Je reprends la question de muse...L'idée d'un coté obscur et d'un coté brillant est fameuse ! Par certains aspects, cela rappelle le "Deviens ce que tu es" de Nietzsche ?

Écrit par : yubai | 31/10/2007

@ Le Peintre, merci rien ne peut me faire plus plaisir que le mot "simple " à mon sujet. Je sais que parfois c'est difficile d'être simple mais j'essaie, même si je n'y parviens pas toujours. Je crois d'ailleurs que les grandes phrases et les mots compliqués habillent souvent un grand vide.
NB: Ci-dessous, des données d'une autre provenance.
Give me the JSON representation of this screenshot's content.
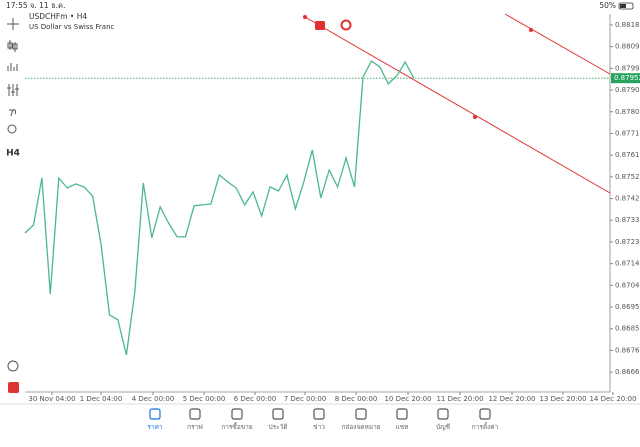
{
  "status_bar": {
    "time": "17:55",
    "date": "จ. 11 ธ.ค.",
    "battery": "50%"
  },
  "toolbar": {
    "timeframe": "H4"
  },
  "chart_data": {
    "type": "line",
    "symbol": "USDCHFm • H4",
    "description": "US Dollar vs Swiss Franc",
    "color": "#4cb88a",
    "values": [
      0.87274,
      0.87309,
      0.87515,
      0.87007,
      0.87515,
      0.87471,
      0.87489,
      0.87476,
      0.87436,
      0.87226,
      0.86915,
      0.86894,
      0.8674,
      0.87016,
      0.87493,
      0.87253,
      0.87388,
      0.87318,
      0.87257,
      0.87257,
      0.87393,
      0.87397,
      0.87401,
      0.87528,
      0.87498,
      0.87471,
      0.87397,
      0.87454,
      0.87349,
      0.87476,
      0.87458,
      0.87528,
      0.8738,
      0.87498,
      0.87638,
      0.87428,
      0.8755,
      0.87476,
      0.87603,
      0.87476,
      0.87957,
      0.88027,
      0.88001,
      0.87927,
      0.87962,
      0.88023,
      0.87953
    ],
    "ylim": [
      0.86578,
      0.88233
    ],
    "yticks": [
      0.88185,
      {
        "value": 0.8809,
        "label": "0.88090"
      },
      0.87995,
      {
        "value": 0.879,
        "label": "0.87900"
      },
      0.87805,
      {
        "value": 0.8771,
        "label": "0.87710"
      },
      0.87615,
      {
        "value": 0.8752,
        "label": "0.87520"
      },
      0.87425,
      {
        "value": 0.8733,
        "label": "0.87330"
      },
      0.87235,
      {
        "value": 0.8714,
        "label": "0.87140"
      },
      0.87045,
      {
        "value": 0.8695,
        "label": "0.86950"
      },
      0.86855,
      {
        "value": 0.8676,
        "label": "0.86760"
      },
      0.86665
    ],
    "x_tick_labels": [
      "30 Nov 04:00",
      "1 Dec 04:00",
      "4 Dec 00:00",
      "5 Dec 00:00",
      "6 Dec 00:00",
      "7 Dec 00:00",
      "8 Dec 00:00",
      "10 Dec 20:00",
      "11 Dec 20:00",
      "12 Dec 20:00",
      "13 Dec 20:00",
      "14 Dec 20:00"
    ],
    "current_price": 0.87952,
    "current_price_color": "#27a35e"
  },
  "nav": {
    "items": [
      "ราคา",
      "กราฟ",
      "การซื้อขาย",
      "ประวัติ",
      "ข่าว",
      "กล่องจดหมาย",
      "แชท",
      "บัญชี",
      "การตั้งค่า"
    ],
    "active": 0,
    "active_color": "#1a73e8"
  }
}
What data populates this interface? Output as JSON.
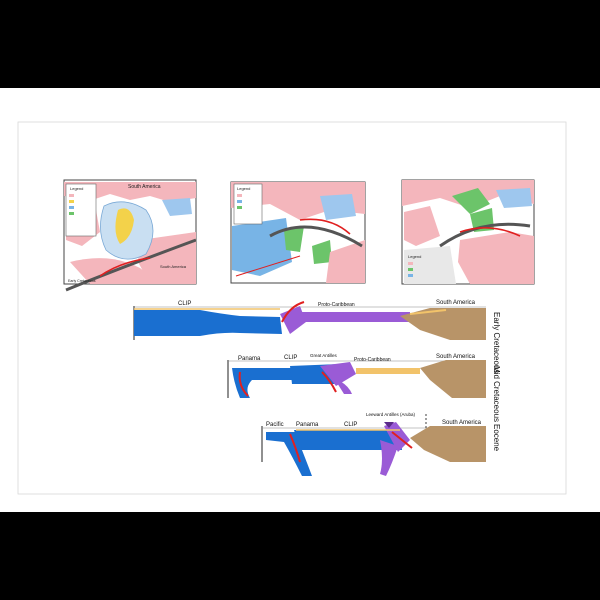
{
  "maps": {
    "map1": {
      "title": "South America",
      "legend_title": "Legend",
      "inset_label": "South America",
      "caption": "Early Cretaceous"
    },
    "map2": {
      "legend_title": "Legend"
    },
    "map3": {
      "legend_title": "Legend"
    }
  },
  "sections": {
    "early": {
      "title": "Early Cretaceous",
      "labels": {
        "clip": "CLIP",
        "proto_caribbean": "Proto-Caribbean",
        "south_america": "South America"
      }
    },
    "mid": {
      "title": "Mid Cretaceous",
      "labels": {
        "panama": "Panama",
        "clip": "CLIP",
        "great_antilles": "Great Antilles",
        "proto_caribbean": "Proto-Caribbean",
        "south_america": "South America"
      }
    },
    "eocene": {
      "title": "Eocene",
      "labels": {
        "pacific": "Pacific",
        "panama": "Panama",
        "clip": "CLIP",
        "leeward": "Leeward Antilles (Aruba)",
        "south_america": "South America"
      }
    }
  },
  "colors": {
    "background": "#000000",
    "page": "#ffffff",
    "oceanic_plate": "#1a6fd0",
    "proto_caribbean_plate": "#9a5bd6",
    "subduction_fault": "#e02020",
    "south_america_crust": "#b89468",
    "sediment": "#f2c36a",
    "map_pink": "#f4b6bc",
    "map_green": "#6cc46a",
    "map_blue": "#78b4e6",
    "map_yellow": "#f3d24a"
  }
}
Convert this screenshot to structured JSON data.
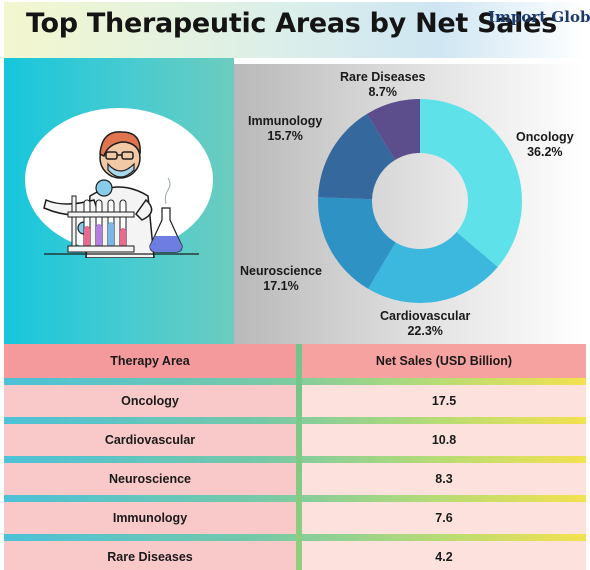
{
  "header": {
    "title": "Top Therapeutic Areas by Net Sales",
    "logo_text": "Import Globals"
  },
  "chart_data": {
    "type": "pie",
    "donut": true,
    "categories": [
      "Oncology",
      "Cardiovascular",
      "Neuroscience",
      "Immunology",
      "Rare Diseases"
    ],
    "values": [
      36.2,
      22.3,
      17.1,
      15.7,
      8.7
    ],
    "value_labels": [
      "36.2%",
      "22.3%",
      "17.1%",
      "15.7%",
      "8.7%"
    ],
    "colors": [
      "#5ee1e8",
      "#3cb7dd",
      "#2e92c4",
      "#35699e",
      "#5c4d8c"
    ]
  },
  "table": {
    "headers": [
      "Therapy Area",
      "Net Sales (USD Billion)"
    ],
    "rows": [
      {
        "area": "Oncology",
        "sales": "17.5"
      },
      {
        "area": "Cardiovascular",
        "sales": "10.8"
      },
      {
        "area": "Neuroscience",
        "sales": "8.3"
      },
      {
        "area": "Immunology",
        "sales": "7.6"
      },
      {
        "area": "Rare Diseases",
        "sales": "4.2"
      }
    ]
  }
}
@ Muse, pour moi, chercher à s'échapper par le haut c'est refuser d'accepter son "incarnation" et trouver des tas de raisons soi-disant mystiques pour échapper à la vie ici et maintenant.

@ Libre vent, merci pour ta visite et pour le compliment. Je ne suis pas assez modeste pour y rester complètement insensible.

@L'Arpenteuse, j'aime ta définition de la vie vraiment vécue. Elle m'aide à répondre à Muse.

@ Yubai, le "deviens ce que tu es " de Nietzsche a beaucoup inspiré Jung et son processus d'individuation qui est un cheminement vers la totalité latente de l'être. Je compte dans l'avenir (mais il y a tellement à faire avant...) essayer de montrer sur le blog les liens entre la pensée de Nietzsche et de Jung.

Écrit par : ariaga | 02/11/2007

Très parlant. Je vais de ce pas y réfléchir dans mes pages...

Écrit par : Kerleane | 03/11/2007

Je ne suis pas coupable de ma nature. Je ne suis pas un condamné de droit commun.

Et même si je ne cherche pas à me transformer, à transmuter, même si je ne cherche pas à agir mais à laisser faire, je ne serai toujours pas coupable.

Je n'ai pas non plus de scrupule à jouir de ma nature.

Je suis un humain.

Je peux avoir honte de moi ou être fier, qu'importe, je peux vouloir aussi connaitre l'absolu, le rêver peut-être, qu'importe, qu'importe ce que je fais, qu'importe ce que je vaux, qu'importe les jugements de ma personne, ils ne peuvent entâmer ce que je suis, mais encore moins CE QUE JE VEUX ETRE.